与中原相比,南疆蛮族的战争手段极其落后。

 雍闿作为孟获一方少有的能阵战之将,在接受了金环三结元帅的部落遗产后,紧急改建了一批四五千人的蛮军。

 雍闿又派遣了自己的亲信作为统帅这支蛮军的千人将,又不吝啬原先洞内的财物赏赐。

 如此一来,不消几天,金环三结原先洞内的部族就坦然接纳了雍闿作为新元帅的事实。

 如今雍闿领着数千蛮军前来与汉军交战,蛮兵素来尚勇,在雍闿的指挥下浩浩荡荡地杀向了汉军。

 雍闿骑着一头黄骠马,亲自操刀砍向了卫弘,看来当初的仇恨并没有随着时光逝去而缓和半分。

 卫弘所率的汉军据山而守,句扶与夜郎柯两人各领一部人马迎击雍闿蛮军。

 杀声震天呼地,漫山遍野都是汉军与蛮兵的厮杀声。

 战的难分难解之际,有蛮骑来见孟获,将前方交战的消息悉数告知。

 听到雍闿能敌汉军,孟获大喜,觉得此事可以振奋军心,不复之前全军上下的畏汉之心,于是虎目一瞪,点将问道:“谁敢去助雍闿元帅围歼这股汉军?”

 雍闿的目光不偏不倚地落在了董荼那与阿会喃的身上,意思很明显,是想要他二人去协助雍闿围歼汉军。
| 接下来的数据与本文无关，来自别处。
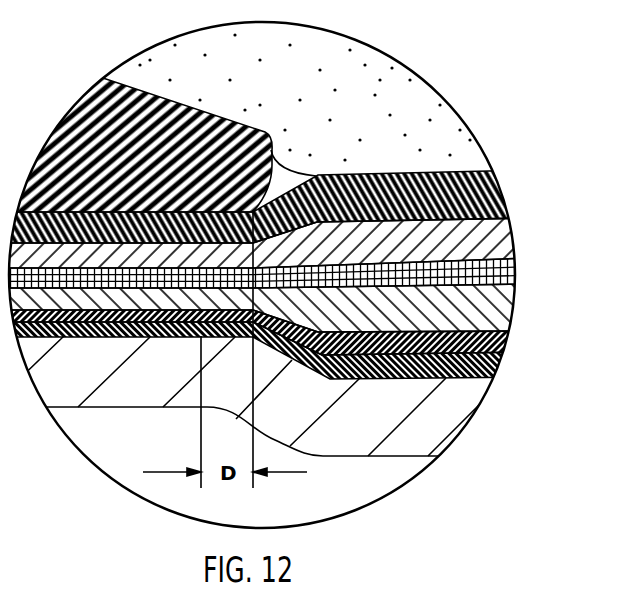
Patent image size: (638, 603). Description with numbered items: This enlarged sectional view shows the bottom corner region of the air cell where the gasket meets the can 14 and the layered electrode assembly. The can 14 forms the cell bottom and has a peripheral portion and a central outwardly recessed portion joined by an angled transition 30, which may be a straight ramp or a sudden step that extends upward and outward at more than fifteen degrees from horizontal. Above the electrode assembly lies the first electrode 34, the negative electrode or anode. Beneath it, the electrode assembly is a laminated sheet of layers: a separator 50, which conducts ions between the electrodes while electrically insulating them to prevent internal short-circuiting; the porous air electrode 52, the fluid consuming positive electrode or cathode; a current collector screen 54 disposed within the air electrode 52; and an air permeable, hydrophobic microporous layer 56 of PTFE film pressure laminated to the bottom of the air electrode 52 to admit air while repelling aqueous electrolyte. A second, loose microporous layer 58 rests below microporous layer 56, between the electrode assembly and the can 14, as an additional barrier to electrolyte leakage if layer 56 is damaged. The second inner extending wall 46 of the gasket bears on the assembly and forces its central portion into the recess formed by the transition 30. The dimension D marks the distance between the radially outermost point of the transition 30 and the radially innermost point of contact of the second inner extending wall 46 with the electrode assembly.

The can 14 is at (107, 407).
The transition 30 is at (252, 410).
The first electrode 34 is at (423, 100).
The second inner extending wall 46 is at (185, 100).
The separator 50 is at (505, 190).
The air electrode 52 is at (512, 238).
The current collector screen 54 is at (517, 273).
The microporous layer 56 is at (505, 343).
The microporous layer 58 is at (497, 367).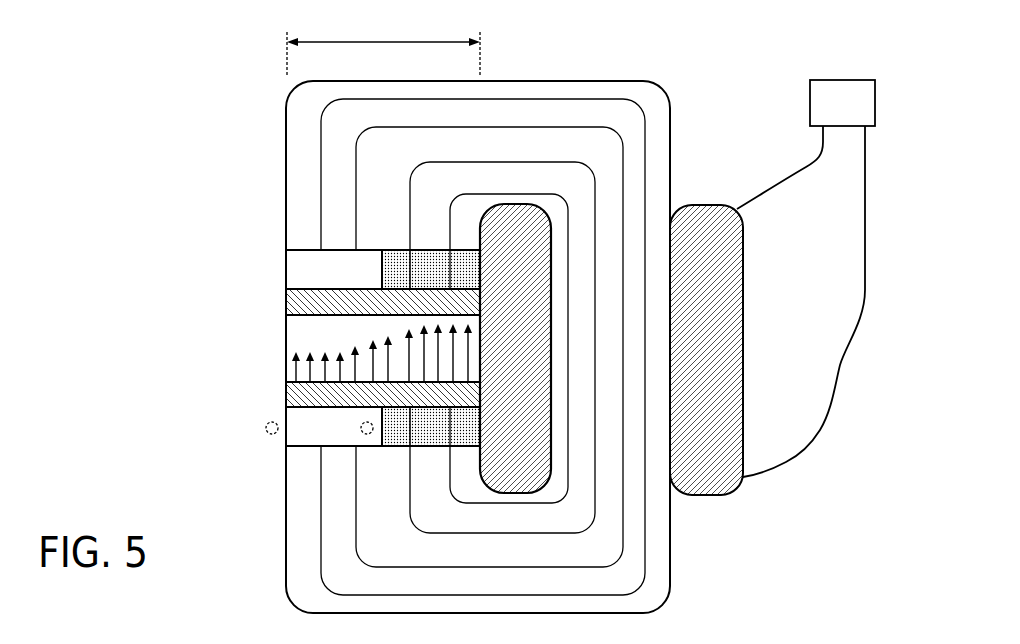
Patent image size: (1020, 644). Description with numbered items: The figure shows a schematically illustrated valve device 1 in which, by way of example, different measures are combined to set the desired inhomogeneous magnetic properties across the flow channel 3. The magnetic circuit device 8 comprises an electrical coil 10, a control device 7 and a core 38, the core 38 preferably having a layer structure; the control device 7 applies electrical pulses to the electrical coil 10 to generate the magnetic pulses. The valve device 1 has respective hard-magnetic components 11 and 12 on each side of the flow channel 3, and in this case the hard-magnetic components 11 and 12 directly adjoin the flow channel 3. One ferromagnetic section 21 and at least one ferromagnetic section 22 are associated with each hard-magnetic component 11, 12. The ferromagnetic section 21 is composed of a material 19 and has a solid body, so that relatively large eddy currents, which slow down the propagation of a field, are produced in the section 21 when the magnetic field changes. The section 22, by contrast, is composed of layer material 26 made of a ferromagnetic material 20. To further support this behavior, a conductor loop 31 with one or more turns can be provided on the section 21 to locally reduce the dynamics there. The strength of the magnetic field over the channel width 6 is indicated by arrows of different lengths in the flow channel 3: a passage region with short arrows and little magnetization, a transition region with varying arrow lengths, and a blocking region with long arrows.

The valve device 1 is at (230, 90).
The flow channel 3 is at (287, 366).
The channel width 6 is at (383, 50).
The control device 7 is at (855, 88).
The magnetic circuit device 8 is at (688, 97).
The electrical coil 10 is at (727, 258).
The hard-magnetic component 11 is at (309, 397).
The hard-magnetic component 12 is at (309, 298).
The material 19 is at (337, 264).
The ferromagnetic material 20 is at (428, 264).
The ferromagnetic section 21 is at (308, 264).
The ferromagnetic section 22 is at (462, 270).
The layer material 26 is at (392, 425).
The conductor loop 31 is at (262, 429).
The core 38 is at (586, 90).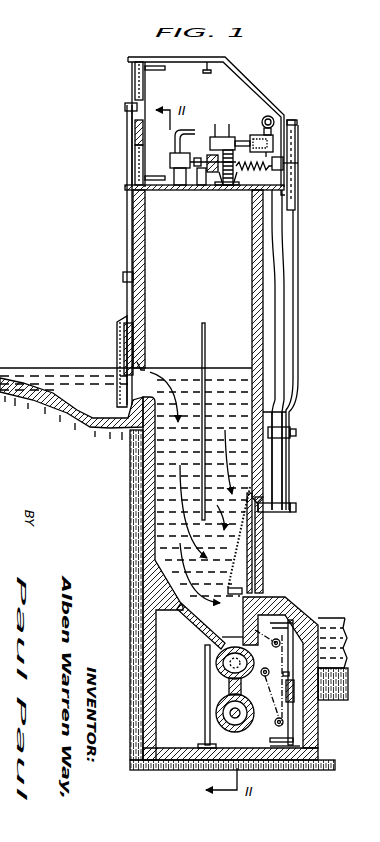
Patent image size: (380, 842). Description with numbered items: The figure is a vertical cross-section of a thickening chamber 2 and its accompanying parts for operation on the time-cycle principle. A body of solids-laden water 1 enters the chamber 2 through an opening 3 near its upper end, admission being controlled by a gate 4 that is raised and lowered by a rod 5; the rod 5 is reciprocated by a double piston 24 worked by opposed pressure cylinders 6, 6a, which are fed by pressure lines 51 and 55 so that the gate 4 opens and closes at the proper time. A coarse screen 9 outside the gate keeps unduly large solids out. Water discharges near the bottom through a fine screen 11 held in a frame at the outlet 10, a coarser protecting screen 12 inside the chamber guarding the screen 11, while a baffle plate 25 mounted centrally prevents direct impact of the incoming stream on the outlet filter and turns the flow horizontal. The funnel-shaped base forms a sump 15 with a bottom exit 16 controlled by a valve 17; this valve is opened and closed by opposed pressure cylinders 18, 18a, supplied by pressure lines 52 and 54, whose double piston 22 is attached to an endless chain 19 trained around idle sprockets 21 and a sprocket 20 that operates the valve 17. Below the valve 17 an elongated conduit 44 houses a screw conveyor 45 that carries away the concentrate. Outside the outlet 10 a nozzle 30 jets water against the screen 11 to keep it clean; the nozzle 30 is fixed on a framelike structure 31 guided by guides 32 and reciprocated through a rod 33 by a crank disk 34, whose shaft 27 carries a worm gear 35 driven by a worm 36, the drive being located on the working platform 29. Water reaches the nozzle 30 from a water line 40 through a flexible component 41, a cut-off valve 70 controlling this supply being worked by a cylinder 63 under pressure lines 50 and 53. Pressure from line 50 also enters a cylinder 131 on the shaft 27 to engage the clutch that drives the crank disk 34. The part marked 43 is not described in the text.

The body of solids-laden water 1 is at (14, 368).
The thickening chamber 2 is at (225, 475).
The opening 3 is at (148, 374).
The gate 4 is at (124, 350).
The rod 5 is at (127, 258).
The pressure cylinder 6 is at (135, 170).
The pressure cylinder 6a is at (135, 88).
The coarse screen 9 is at (120, 318).
The outlet 10 is at (263, 528).
The screen 11 is at (252, 550).
The protecting screen 12 is at (233, 568).
The sump 15 is at (205, 613).
The exit 16 is at (205, 645).
The valve 17 is at (216, 664).
The pressure cylinder 18 is at (293, 727).
The pressure cylinder 18a is at (322, 652).
The endless chain 19 is at (275, 724).
The sprocket 20 is at (229, 686).
The idle sprockets 21 is at (262, 686).
The double piston 22 is at (294, 698).
The double piston 24 is at (135, 135).
The baffle plate 25 is at (206, 348).
The shaft 27 is at (298, 163).
The working platform 29 is at (181, 190).
The nozzle 30 is at (283, 506).
The framelike structure 31 is at (277, 468).
The guides 32 is at (291, 434).
The rod 33 is at (298, 386).
The crank disk 34 is at (295, 207).
The worm gear 35 is at (230, 190).
The worm 36 is at (216, 190).
The water line 40 is at (272, 116).
The flexible or extensible component 41 is at (284, 288).
The part 43 is at (373, 717).
The elongated conduit 44 is at (228, 711).
The screw conveyor 45 is at (228, 717).
The pressure line 50 is at (192, 130).
The pressure line 51 is at (167, 176).
The pressure line 52 is at (300, 746).
The pressure line 53 is at (230, 124).
The pressure line 54 is at (292, 606).
The pressure line 55 is at (164, 72).
The cylinder 63 is at (214, 124).
The cut-off valve 70 is at (258, 135).
The cylinder 131 is at (187, 161).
 董荼那和阿会喃被雍闿的眼神盯得头皮发麻,前番才从汉军手中逃出生天,于情于理来说,他二人都不愿意再与汉军交手。

 可看着蛮王孟获的凶狠眼神……

 最终董荼那还是无奈地站出来请命道:“某愿往。”

 孟获面露大喜之色,遂给予三千亲信蛮军交付董荼那的麾下,令他携带本部人马前去助援雍闿一部。

 南岸突然出现了大量的汉军,孟获顿时想到了定然是有南疆叛徒归附汉军,告知了泸水夹岸的水文情况。

 孟获心中虽然愤恨不已,但此时在担心有人再渡泸水,即遣阿会喃引本部兵马,去守把沙口,防止北岸汉军渡河前来参战。

 却说董荼那引蛮兵到了夹山峪下寨,句扶引兵来迎。

 句扶纵马向前大骂道:“无义背恩之徒!某家丞相饶你性命,今又背反,岂不自羞!”

 南疆蛮族虽然原始落后,但饶人性命的事情乃是大恩情。

 董荼那满面惭愧,无言可答,不战而退。

 句扶见董荼那行为举止毫无战意,便想起丞相先前所吩咐,并未追击董荼那的援兵。

 原本雍闿一军还能和汉军斗得不胜不败,但手底下的那些蛮兵一见到支援的友军一击即溃,顿时心中战意涣散大半,下意识地就要后撤。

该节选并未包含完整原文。